Allows you to produce an almost infinite number of spectacular designs. Simply enjoy, or use Magic Designs for rad T-shirt transfers, cool CD/DVD labels, vivid transparencies, glam greeting cards, boffo biz logos, or even as patterns for unique tattoos.
The emulator is based on a 1929 invention by Howard B. Jones of Chicago, Illinois. Originally called Hoot Nanny, the Magic Designer was marketed for about 50 years by the Northern Signal Co. of Saukville, Wisconsin. Its 6 inch diameter Center Gear meshed with two 1-inch Planetary Gears, each with a circling Peg. The Pen Arms were placed on these Gear Pegs or on fixed Stud Pegs at either side. The Left Gear was moved in a 60 degree arc by the Shift Lever. By selecting holes in the arms and a setting on the shift lever, brilliant designs could be cranked out on rotating paper discs.
Before writing an Android app, I wrote the emulator for Windows PC and as a web based application. The emulator is based upon solving mathematical formulas to calculate the point at which the arms meet given all of the current settings and an incremental turning of the Center gear. These series of points are connected in a smooth curve. And this constitutes one design. Using the emulator to save many designs together is what makes the result so beautiful.

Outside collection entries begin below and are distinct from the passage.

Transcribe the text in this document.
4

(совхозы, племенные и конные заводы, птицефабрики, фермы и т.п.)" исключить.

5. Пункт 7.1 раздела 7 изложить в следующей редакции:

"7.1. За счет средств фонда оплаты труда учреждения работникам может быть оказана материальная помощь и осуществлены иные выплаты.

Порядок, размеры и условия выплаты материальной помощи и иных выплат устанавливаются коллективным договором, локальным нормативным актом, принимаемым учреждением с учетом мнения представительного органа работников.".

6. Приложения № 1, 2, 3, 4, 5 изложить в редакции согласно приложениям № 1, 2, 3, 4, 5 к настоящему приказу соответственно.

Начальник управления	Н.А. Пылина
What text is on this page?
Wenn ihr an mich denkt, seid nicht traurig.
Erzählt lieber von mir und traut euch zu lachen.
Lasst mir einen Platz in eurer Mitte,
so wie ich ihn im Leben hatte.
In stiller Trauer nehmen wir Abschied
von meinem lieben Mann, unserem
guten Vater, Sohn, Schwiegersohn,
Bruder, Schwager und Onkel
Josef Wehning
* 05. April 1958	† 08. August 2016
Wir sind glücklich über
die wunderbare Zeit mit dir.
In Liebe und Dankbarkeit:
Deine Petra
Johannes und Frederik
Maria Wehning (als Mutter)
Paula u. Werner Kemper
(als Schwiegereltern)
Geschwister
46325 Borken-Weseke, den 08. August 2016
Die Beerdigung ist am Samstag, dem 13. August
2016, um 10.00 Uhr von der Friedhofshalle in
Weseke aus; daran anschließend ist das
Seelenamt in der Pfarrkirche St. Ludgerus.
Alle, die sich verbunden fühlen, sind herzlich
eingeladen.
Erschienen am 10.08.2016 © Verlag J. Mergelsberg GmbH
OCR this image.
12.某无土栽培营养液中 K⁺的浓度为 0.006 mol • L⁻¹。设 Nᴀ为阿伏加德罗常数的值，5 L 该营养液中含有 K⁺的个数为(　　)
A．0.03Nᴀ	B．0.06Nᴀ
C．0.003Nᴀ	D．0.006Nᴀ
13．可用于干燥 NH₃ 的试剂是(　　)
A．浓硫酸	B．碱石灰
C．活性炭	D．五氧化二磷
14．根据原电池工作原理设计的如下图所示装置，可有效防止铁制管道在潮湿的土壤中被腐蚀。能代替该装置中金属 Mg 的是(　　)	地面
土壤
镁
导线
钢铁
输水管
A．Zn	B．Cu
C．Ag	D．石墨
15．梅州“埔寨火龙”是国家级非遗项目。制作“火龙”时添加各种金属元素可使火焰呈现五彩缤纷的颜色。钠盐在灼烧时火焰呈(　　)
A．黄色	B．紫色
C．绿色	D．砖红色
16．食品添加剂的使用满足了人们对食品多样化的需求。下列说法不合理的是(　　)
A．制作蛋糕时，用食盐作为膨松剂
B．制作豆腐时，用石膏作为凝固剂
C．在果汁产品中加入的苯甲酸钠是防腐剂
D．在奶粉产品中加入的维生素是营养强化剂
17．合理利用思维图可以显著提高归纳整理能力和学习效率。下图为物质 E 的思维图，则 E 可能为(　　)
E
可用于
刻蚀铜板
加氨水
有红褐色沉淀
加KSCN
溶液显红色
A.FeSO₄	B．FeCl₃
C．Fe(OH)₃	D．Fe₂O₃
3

This app is meant to be used on tablets, since the more screen area available, the more that can be done. However, it is also a fun diversion on an android phone.

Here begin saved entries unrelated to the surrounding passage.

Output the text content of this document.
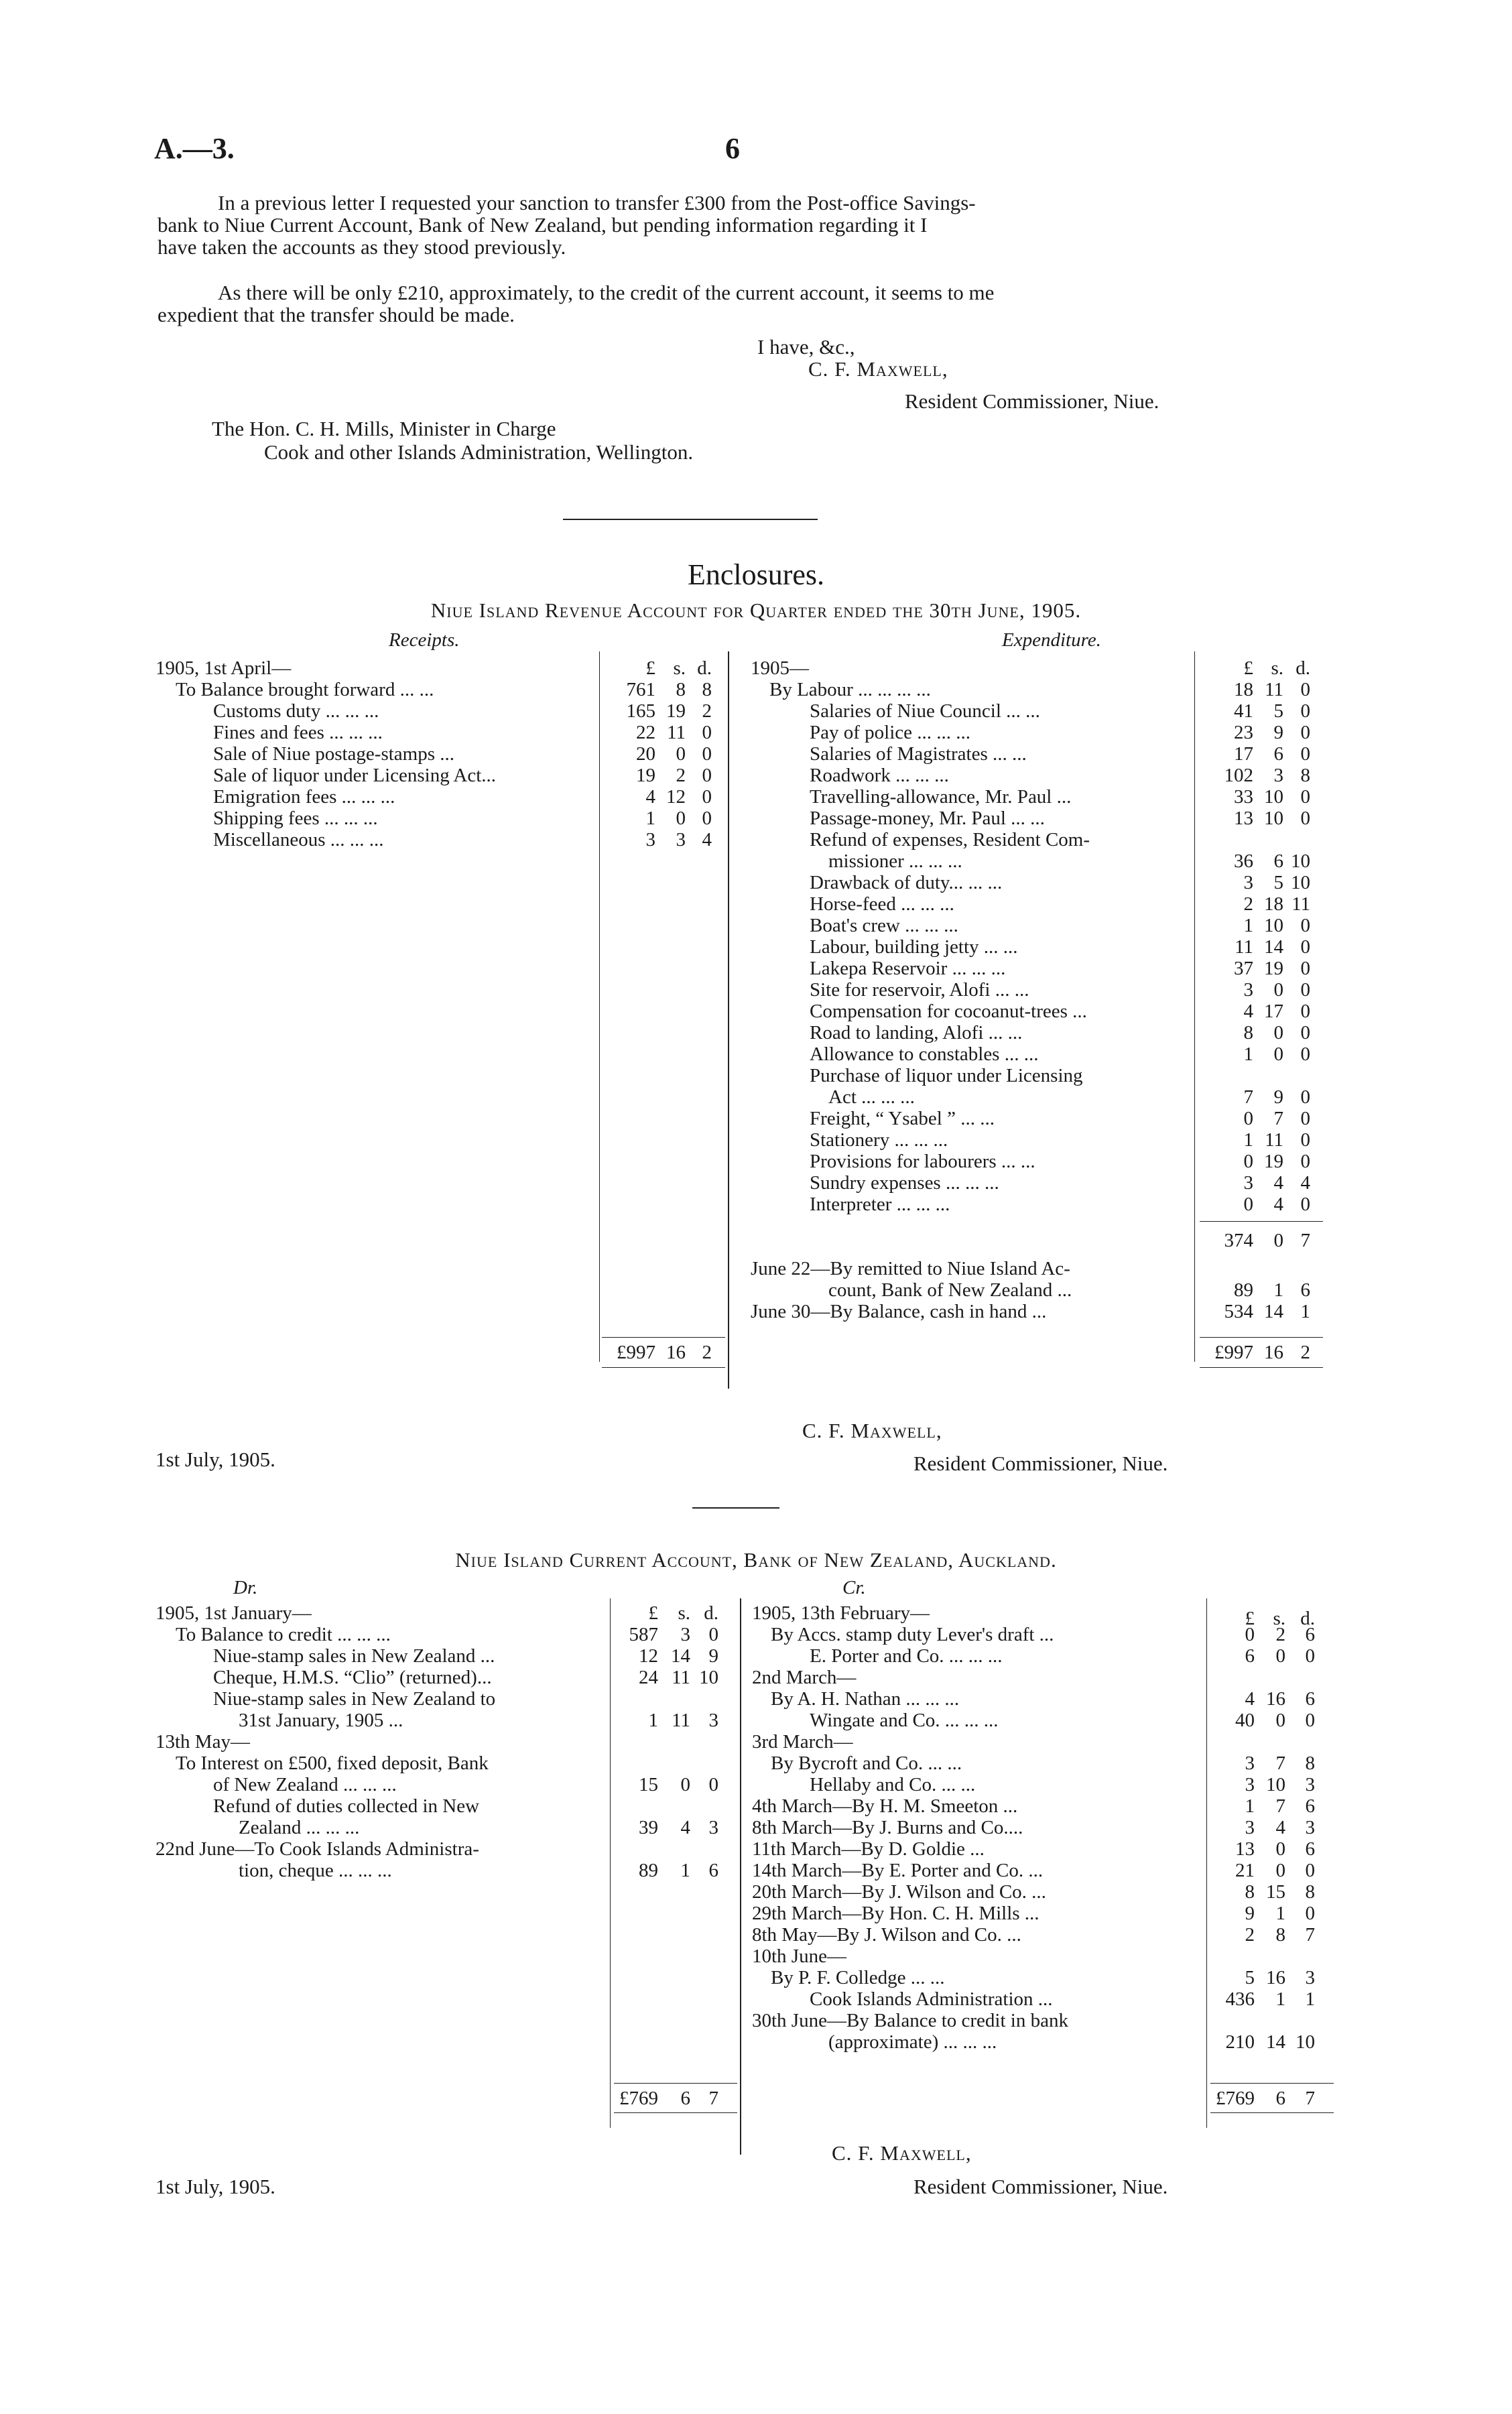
A.—3.	6
In a previous letter I requested your sanction to transfer £300 from the Post-office Savings-
bank to Niue Current Account, Bank of New Zealand, but pending information regarding it I
have taken the accounts as they stood previously.
As there will be only £210, approximately, to the credit of the current account, it seems to me
expedient that the transfer should be made.
I have, &c.,
C. F. Maxwell,
Resident Commissioner, Niue.
The Hon. C. H. Mills, Minister in Charge
Cook and other Islands Administration, Wellington.
Enclosures.
Niue Island Revenue Account for Quarter ended the 30th June, 1905.
Receipts.	Expenditure.
1905, 1st April—	£ s. d.
To Balance brought forward ... ...	761	8 8
Customs duty ... ... ...	165 19 2
Fines and fees ... ... ...	22 11 0
Sale of Niue postage-stamps ...	20	0 0
Sale of liquor under Licensing Act...	19	2 0
Emigration fees ... ... ...	4 12 0
Shipping fees ... ... ...	1	0 0
Miscellaneous ... ... ...	3	3 4
£997 16 2
1905—	£ s. d.
By Labour ... ... ... ...	18 11 0
Salaries of Niue Council ... ...	41	5 0
Pay of police ... ... ...	23	9 0
Salaries of Magistrates ... ...	17	6 0
Roadwork ... ... ...	102	3 8
Travelling-allowance, Mr. Paul ...	33 10 0
Passage-money, Mr. Paul ... ...	13 10 0
Refund of expenses, Resident Com-
missioner ... ... ...	36	6 10
Drawback of duty... ... ...	3	5 10
Horse-feed ... ... ...	2 18 11
Boat's crew ... ... ...	1 10 0
Labour, building jetty ... ...	11 14 0
Lakepa Reservoir ... ... ...	37 19 0
Site for reservoir, Alofi ... ...	3	0 0
Compensation for cocoanut-trees ...	4 17 0
Road to landing, Alofi ... ...	8	0 0
Allowance to constables ... ...	1	0 0
Purchase of liquor under Licensing
Act ... ... ...	7	9 0
Freight, “ Ysabel ” ... ...	0	7 0
Stationery ... ... ...	1 11 0
Provisions for labourers ... ...	0 19 0
Sundry expenses ... ... ...	3	4 4
Interpreter ... ... ...	0	4 0
374	0 7
June 22—By remitted to Niue Island Ac-
count, Bank of New Zealand ...	89	1 6
June 30—By Balance, cash in hand ...	534 14 1
£997 16 2
1st July, 1905.
C. F. Maxwell,
Resident Commissioner, Niue.
Niue Island Current Account, Bank of New Zealand, Auckland.
Dr.	Cr.
£	s. d.
1905, 1st January—
To Balance to credit ... ... ...	587	3 0
Niue-stamp sales in New Zealand ...	12 14 9
Cheque, H.M.S. “Clio” (returned)...	24 11 10
Niue-stamp sales in New Zealand to
31st January, 1905 ...	1 11 3
13th May—
To Interest on £500, fixed deposit, Bank
of New Zealand ... ... ...	15	0 0
Refund of duties collected in New
Zealand ... ... ...	39	4 3
22nd June—To Cook Islands Administra-
tion, cheque ... ... ...	89	1 6
£769	6 7
£ s. d.
1905, 13th February—
By Accs. stamp duty Lever's draft ...	0	2	6
E. Porter and Co. ... ... ...	6	0	0
2nd March—
By A. H. Nathan ... ... ...	4 16	6
Wingate and Co. ... ... ...	40	0	0
3rd March—
By Bycroft and Co. ... ...	3	7	8
Hellaby and Co. ... ...	3 10	3
4th March—By H. M. Smeeton ...	1	7	6
8th March—By J. Burns and Co....	3	4	3
11th March—By D. Goldie ...	13	0	6
14th March—By E. Porter and Co. ...	21	0	0
20th March—By J. Wilson and Co. ...	8 15	8
29th March—By Hon. C. H. Mills ...	9	1	0
8th May—By J. Wilson and Co. ...	2	8	7
10th June—
By P. F. Colledge ... ...	5 16	3
Cook Islands Administration ...	436	1	1
30th June—By Balance to credit in bank
(approximate) ... ... ...	210 14 10
£769	6	7
1st July, 1905.
C. F. Maxwell,
Resident Commissioner, Niue.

The usage is simple with one menu and two buttons (one to show the menu and the other to OK the design). The screen serves both as a canvas to show the designs, and as the touch device to use to alter the active design. Selecting a mode from the menu tells the emulator what to do with the design when you touch (tap or move) the screen. The app starts out with a large clover design (CC60) to be moved (placed or dragged).
There are generally two types of design suites one would make. One would be a series of closely packed varied designs. This is known as a morph. You make the first and last design, and tell the emulator to calculate and draw the intermediate designs. The second type is drawing a few designs and painting (coloring in) the overlapping symmetrical shapes. One can save the results to either PDF (Adobe scalable form) file or Image (PNG) file. One can also load and save custom text design specification files (MGS). The files can be shared with either other users of the app, or with other implementations of the emulator like on a PC.
My website explains in detail the mechanics of the magic designer device, the mathematics behind it, and coding details. So, this app can also be considered an education app in addition to an artistic one.
The emulator is an extension of the capabilities of the original device. The physical crank sometimes interferes with some drawings. This does not happen on the computer. The clipping is turned off by default, thus drawing off the paper. A design can be discontinuous, meaning that parts of it are impossible to draw. This can be done with the device, but it is very difficult and can damage it. Placement of designs, which is like having multiple papers on one screen. Mathematical alterations such as zooming and warping. More color choices. Various changes in configurations. For example, values for arms and shift which are either in between or out of range of the device. Changing the gear sizes, the distance and angles of the pegs. And do not forget the ability to erase mistakes is easier on a computer.